Los cancilleres Luis Almagro, de Uruguay, y Héctor Timerman, de Argentina, acordaron este domingo, luego de diez horas de encierro en el Palacio Santos en Montevideo, cómo se llevará a cabo el monitoreo a la planta de UPM, ex Botnia. Los cuatro científicos se pusieron de acuerdo y firmaron el documento”, aseguró el canciller argentino. Habrá 12 inspecciones anuales de comisiones científicas en la planta y se realizarán monitoreos por sensores todos los días del año. Los controles empezarán de inmediato.
“Acabamos de terminar. Ya no hay más discusiones. Ya tenemos un plan científico de monitoreo”, dijo Timerman en diálogo con el diario Tiempo Argentino. El canciller también explicó que el comienzo de los controles era inmediato, “pero para algunos estudios tenemos que comprar equipos”.

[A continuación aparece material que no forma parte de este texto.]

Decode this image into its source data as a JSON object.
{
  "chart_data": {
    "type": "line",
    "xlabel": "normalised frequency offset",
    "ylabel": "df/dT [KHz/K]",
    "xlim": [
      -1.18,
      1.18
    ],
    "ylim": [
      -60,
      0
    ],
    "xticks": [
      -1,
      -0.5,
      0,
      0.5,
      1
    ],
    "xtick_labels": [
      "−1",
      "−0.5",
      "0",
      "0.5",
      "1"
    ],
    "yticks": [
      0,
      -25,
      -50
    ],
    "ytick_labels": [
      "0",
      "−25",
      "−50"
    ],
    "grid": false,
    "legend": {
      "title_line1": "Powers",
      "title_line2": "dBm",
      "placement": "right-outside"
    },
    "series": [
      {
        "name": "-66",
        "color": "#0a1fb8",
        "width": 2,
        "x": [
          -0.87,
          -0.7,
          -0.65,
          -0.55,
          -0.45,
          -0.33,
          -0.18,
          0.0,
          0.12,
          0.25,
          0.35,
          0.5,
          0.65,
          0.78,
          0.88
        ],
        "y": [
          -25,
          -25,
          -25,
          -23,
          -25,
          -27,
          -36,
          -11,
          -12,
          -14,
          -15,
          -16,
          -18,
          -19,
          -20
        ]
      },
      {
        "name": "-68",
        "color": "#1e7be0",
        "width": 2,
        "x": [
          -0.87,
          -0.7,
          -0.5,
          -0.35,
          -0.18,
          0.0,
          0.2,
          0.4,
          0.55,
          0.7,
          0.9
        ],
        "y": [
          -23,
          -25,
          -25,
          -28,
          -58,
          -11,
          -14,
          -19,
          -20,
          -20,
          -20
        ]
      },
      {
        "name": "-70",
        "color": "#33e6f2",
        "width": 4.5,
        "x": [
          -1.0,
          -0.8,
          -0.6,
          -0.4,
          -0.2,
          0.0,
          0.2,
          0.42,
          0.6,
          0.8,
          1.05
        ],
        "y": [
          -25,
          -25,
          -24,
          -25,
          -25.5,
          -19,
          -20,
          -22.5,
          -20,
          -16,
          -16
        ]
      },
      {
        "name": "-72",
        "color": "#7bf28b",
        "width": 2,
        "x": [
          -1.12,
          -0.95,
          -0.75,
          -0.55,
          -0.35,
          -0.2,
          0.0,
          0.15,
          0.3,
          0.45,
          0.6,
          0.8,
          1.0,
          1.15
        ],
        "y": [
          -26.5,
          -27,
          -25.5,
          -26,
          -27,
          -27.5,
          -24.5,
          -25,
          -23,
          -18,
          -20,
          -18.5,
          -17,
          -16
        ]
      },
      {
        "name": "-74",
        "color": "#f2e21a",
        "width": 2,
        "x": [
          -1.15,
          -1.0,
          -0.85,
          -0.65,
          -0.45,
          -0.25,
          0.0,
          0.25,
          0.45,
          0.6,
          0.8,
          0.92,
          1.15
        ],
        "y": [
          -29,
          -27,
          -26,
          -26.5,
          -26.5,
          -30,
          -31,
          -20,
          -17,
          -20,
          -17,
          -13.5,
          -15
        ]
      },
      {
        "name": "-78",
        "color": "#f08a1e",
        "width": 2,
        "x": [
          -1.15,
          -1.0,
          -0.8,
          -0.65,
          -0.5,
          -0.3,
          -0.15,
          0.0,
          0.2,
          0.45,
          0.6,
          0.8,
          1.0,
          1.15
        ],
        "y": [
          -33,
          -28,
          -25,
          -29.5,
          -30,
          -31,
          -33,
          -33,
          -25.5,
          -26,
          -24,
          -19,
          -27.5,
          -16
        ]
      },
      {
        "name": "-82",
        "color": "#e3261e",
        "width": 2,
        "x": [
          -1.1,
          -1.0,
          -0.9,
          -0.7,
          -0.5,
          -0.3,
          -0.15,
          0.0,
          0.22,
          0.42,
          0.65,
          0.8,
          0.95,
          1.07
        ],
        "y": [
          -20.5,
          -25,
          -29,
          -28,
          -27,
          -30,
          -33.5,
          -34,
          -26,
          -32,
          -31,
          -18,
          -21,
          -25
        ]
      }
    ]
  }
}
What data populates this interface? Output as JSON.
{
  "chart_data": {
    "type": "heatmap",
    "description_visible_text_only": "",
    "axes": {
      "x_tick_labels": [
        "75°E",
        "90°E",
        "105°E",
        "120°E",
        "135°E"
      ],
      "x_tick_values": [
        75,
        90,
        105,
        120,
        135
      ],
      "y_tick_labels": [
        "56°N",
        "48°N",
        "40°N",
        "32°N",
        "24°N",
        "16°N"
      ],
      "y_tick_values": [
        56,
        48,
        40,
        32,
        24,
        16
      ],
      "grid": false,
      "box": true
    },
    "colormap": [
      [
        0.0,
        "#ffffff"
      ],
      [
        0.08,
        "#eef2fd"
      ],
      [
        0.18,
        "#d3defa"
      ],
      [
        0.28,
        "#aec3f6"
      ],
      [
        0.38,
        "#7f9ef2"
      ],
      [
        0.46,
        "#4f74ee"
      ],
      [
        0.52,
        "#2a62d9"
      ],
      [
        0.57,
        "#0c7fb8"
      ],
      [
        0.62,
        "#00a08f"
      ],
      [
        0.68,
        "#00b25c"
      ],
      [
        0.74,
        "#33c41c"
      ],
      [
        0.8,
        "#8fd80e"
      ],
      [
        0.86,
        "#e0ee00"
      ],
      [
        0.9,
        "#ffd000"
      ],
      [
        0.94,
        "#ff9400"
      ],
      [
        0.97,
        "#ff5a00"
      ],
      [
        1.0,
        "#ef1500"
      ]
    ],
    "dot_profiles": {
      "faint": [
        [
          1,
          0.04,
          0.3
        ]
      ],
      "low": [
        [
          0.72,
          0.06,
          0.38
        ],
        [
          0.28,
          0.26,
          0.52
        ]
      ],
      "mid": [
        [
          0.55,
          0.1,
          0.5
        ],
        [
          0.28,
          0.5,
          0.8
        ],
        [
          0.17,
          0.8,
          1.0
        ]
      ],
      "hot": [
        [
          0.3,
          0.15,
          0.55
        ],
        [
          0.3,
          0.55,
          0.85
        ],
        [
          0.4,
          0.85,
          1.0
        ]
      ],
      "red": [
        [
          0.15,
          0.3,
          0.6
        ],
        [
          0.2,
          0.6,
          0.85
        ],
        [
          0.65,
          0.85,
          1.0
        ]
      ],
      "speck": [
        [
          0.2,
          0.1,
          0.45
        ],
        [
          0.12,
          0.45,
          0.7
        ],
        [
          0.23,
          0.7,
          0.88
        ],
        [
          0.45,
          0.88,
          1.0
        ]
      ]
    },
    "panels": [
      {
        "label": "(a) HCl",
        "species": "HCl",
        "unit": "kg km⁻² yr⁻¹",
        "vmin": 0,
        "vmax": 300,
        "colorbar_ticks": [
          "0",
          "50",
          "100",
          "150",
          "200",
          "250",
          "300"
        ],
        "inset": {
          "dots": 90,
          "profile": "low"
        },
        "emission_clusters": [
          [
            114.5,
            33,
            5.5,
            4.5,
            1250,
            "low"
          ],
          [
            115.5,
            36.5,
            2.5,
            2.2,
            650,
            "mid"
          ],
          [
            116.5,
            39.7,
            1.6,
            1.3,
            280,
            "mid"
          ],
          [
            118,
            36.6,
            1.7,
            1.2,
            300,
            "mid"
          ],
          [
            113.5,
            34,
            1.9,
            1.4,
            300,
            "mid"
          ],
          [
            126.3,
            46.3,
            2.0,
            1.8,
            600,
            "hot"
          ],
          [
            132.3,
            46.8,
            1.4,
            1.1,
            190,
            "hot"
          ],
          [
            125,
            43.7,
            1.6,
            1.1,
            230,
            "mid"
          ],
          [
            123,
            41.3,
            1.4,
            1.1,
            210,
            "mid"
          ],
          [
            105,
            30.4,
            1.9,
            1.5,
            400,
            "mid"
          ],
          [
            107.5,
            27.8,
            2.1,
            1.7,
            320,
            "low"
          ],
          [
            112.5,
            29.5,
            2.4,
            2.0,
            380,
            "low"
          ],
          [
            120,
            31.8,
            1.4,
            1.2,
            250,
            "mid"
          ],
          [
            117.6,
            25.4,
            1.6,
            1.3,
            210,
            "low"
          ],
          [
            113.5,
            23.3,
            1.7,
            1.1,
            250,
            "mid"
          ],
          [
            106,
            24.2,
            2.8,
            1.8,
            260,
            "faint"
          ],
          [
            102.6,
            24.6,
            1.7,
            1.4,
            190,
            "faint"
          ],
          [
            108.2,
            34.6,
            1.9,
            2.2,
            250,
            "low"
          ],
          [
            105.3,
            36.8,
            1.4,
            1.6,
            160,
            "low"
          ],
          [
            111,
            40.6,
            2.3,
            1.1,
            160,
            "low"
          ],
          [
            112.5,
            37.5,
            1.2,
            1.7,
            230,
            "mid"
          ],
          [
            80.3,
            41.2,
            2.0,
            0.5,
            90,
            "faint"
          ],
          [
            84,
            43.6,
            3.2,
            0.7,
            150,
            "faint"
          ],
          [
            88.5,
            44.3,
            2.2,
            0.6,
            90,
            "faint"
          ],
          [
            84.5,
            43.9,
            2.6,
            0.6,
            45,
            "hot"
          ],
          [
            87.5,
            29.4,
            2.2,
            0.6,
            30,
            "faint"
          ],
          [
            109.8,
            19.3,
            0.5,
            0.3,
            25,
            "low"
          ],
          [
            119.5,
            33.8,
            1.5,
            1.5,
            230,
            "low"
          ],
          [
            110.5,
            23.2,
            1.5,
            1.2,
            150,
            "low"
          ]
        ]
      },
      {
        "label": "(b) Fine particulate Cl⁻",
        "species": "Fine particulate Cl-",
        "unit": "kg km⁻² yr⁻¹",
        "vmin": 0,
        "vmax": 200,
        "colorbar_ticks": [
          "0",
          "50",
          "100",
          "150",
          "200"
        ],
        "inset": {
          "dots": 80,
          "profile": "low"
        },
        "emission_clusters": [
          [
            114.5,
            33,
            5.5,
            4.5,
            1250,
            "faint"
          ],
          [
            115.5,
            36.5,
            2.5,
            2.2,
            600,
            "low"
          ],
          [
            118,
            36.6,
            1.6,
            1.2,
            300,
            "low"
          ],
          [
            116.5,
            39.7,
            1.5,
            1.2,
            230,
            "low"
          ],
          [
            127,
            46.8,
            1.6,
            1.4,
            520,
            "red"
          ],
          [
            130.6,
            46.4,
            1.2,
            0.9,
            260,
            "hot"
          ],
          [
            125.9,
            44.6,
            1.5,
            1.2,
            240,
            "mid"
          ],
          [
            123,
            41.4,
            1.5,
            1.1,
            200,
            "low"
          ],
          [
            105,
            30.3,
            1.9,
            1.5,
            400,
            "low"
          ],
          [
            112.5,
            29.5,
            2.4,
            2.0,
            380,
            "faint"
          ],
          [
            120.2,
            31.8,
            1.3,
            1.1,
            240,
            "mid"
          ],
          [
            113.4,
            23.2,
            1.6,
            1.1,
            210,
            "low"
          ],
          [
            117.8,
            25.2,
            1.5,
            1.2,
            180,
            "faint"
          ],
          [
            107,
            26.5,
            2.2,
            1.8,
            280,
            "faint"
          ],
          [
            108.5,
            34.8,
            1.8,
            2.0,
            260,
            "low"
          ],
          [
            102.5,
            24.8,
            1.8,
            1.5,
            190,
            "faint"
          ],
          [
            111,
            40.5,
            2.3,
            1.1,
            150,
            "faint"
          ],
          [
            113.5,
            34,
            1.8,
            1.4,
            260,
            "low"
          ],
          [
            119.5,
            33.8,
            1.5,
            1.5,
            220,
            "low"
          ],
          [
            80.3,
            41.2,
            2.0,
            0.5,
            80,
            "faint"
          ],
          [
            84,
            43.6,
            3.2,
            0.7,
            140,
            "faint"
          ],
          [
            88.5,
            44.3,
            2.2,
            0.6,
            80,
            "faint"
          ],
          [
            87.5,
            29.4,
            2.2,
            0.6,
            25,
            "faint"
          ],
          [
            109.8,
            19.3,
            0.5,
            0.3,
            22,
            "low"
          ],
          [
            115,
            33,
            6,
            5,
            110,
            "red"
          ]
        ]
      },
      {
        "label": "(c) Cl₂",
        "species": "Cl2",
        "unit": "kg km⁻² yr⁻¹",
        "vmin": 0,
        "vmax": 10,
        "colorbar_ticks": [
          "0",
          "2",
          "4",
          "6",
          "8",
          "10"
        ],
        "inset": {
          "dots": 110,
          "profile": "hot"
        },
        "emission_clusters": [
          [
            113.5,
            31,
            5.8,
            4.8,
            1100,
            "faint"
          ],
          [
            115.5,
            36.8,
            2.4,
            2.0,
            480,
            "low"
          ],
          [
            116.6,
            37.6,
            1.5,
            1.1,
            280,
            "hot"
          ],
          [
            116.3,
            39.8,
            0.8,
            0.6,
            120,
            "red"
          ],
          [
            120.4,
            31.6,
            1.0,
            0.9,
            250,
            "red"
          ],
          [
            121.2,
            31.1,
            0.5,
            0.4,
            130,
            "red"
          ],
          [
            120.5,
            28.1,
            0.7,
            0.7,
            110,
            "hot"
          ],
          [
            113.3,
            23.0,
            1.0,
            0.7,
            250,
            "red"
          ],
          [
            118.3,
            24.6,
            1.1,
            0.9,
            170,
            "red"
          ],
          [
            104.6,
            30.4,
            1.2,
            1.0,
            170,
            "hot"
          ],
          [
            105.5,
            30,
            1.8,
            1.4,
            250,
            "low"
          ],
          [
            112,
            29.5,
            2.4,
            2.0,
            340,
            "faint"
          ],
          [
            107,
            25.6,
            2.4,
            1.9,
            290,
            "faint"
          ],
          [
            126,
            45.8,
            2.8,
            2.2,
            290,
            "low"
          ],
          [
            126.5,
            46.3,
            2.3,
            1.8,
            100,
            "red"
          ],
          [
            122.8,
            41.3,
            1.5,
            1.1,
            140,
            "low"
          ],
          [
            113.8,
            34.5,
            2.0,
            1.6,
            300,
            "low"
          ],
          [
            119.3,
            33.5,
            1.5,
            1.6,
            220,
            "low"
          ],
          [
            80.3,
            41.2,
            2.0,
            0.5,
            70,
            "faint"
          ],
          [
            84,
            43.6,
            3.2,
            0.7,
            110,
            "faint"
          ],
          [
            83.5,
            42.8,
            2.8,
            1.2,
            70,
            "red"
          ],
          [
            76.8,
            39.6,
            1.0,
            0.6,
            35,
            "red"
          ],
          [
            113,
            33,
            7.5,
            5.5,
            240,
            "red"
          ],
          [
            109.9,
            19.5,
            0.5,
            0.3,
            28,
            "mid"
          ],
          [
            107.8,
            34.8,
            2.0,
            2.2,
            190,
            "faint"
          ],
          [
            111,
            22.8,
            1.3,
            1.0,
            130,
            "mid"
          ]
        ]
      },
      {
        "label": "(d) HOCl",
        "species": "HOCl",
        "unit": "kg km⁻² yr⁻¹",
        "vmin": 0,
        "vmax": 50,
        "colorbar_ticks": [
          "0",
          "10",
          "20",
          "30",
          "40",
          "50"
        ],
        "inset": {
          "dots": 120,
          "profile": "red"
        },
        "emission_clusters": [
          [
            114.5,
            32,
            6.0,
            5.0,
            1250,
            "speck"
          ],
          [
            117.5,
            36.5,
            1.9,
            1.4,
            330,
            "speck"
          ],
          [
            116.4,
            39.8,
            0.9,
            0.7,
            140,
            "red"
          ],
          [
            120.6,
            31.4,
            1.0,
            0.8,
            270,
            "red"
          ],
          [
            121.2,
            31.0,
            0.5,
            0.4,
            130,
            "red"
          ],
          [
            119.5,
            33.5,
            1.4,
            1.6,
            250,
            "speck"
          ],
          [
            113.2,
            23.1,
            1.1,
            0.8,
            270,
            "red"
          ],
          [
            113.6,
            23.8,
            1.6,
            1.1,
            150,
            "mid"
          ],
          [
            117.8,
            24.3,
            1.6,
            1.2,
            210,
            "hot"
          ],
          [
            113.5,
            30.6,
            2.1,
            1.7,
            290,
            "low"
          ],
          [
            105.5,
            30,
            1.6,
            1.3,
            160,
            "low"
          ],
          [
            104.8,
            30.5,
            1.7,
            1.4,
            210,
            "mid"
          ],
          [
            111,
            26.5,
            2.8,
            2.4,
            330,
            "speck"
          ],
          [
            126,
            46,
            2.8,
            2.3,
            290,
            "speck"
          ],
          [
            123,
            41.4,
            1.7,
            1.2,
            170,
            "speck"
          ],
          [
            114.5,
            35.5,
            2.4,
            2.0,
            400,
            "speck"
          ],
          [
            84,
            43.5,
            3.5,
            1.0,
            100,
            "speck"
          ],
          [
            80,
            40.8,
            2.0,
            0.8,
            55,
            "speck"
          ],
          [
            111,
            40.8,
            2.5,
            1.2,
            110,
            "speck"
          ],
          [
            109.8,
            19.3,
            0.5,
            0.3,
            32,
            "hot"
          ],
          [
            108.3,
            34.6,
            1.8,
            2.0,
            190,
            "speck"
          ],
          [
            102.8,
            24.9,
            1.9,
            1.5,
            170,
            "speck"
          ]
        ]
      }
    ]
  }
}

La firma del acuerdo se había suspendido el pasado 2 de noviembre. Ese día, la delegación uruguaya le elevó una nota a Héctor Timerman solicitando una prórroga de diez días. El canciller argentino aceptó el pedido y suspendió la presentación del proyecto de control sobre el Río Uruguay que habían elaborado los técnicos del Ministerio de Relaciones Exteriores.
Las reuniones entre funcionarios y especialistas de los dos países comenzaron el jueves en la capital uruguaya, y continuaron el viernes en Buenos Aires. Ayer, tras una jornada intensa de negociación, los ministros consiguieron destrabar el conflicto. Timerman y Almagro estuvieron acompañados por sus vicecancilleres, Alberto D’Alotto y Roberto Conde, y por los dos científicos (uno de cada país) que llevarán adelante el proceso.
El punto central que trababa el acuerdo, según todas las versiones, era el de los ingresos a la planta de UPM, ex Botnia, la pastera apostada en Fray Bentos. La Argentina exigía que hagan mas de 12 inspecciones al año, mientras que Uruguay sostenía que esa frecuencia había sido fijada por los presidentes Cristina Fernández y José Mujica. Sin embargo, 24 horas atrás, Luis Almagro advirtió que las diferencias se centraban en cuestiones científicas y muy técnicas sobre la metodología que se usará para el control.
Sobre este punto, Timerman dijo: “A la planta se entra 12 veces por año, pero se monitorea todo el año. Lo hace la Dirección Nacional de Medio Ambiente de Uruguay, y los datos nos los comparte todos los días.”
El acuerdo alcanzado ayer pone en marcha un mecanismo de control binacional inédito. Había sido anunciado en junio pasado, en la estancia Anchorena, cerca de Colonia, por los presidentes de los dos países. Sirvió para normalizar la relación diplomática con Uruguay, luego de años de desencuentros, y también para que los asambleístas de Gualeguaychú levantaran el corte sobre el Puente Internacional General San Martín.
La llegada al poder de José Mujica fue decisiva para que las relaciones se reestablecieran. A pesar de esto, en los últimos días surgió un breve malestar por unas declaraciones que el presidente uruguayo hizo en el semanario Búsqueda, y que fueron sacadas de contexto por el “gran diario argentino”. Mujica las desmintió el domingo en Miradas al Sur.